The transition from summer to fall has always been a difficult one for me.  I mourn the loss of summer’s gifts. Beach weather,  bare feet in sandals,  berry picking with friends,  billowy linen shirts, blooming flowers and  long summer evenings are all greatly missed.  And I am especially wistful when a walk to the town green  finds my favorite fountain turned off till next spring.

.                                 very wistful …..

I am not exactly sure why a brief melancholy sets in. Maybe it’s a carryover from childhood, when this particular change of season signaled the start of restless days in school.

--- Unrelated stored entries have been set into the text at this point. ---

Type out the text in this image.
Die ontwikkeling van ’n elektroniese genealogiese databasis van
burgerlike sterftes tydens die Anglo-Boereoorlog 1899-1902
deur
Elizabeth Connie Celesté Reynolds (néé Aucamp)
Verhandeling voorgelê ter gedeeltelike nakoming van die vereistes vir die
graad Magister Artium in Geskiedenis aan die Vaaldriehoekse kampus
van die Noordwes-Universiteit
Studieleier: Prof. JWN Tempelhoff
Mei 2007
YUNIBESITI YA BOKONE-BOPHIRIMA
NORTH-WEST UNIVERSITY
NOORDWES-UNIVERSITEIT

I don’t mean to whine or complain.  My Fall blues do not last.  And it’s not that I don’t recognize the lovely gifts of Fall,  my daughter was born in the Fall.  In fact once Fall is in full swing….right about now…..I start to  really enjoy the season.

Most people enjoy the Fall in its full parade of color.  But I start to enjoy it when the colors are more yellow than red  and when there are more leaves on the ground than on the trees.  It’s then that I can view the beautiful and amazing  architecture of  trees.  In kindergarten my daughter  described it as seeing the “bones of the tree”.  I couldn’t have said it better.

 

All day today I kept noticing  how beautiful the trees were looking.  In New England the trees have shed most of their more flashy Fall wardrobe.   However, the sun sitting low in the  early evening sky  highlights  their late-Fall charms.

My daughter’s birthday is right around the corner.  And predictably, Fall feels comfortable again, just like it does every year at this time.

…. Maybe it’s a carryover from motherhood, when the birth of my daughter signaled a new season in my life.  Today, I am gratefully reminded that each season has its gifts.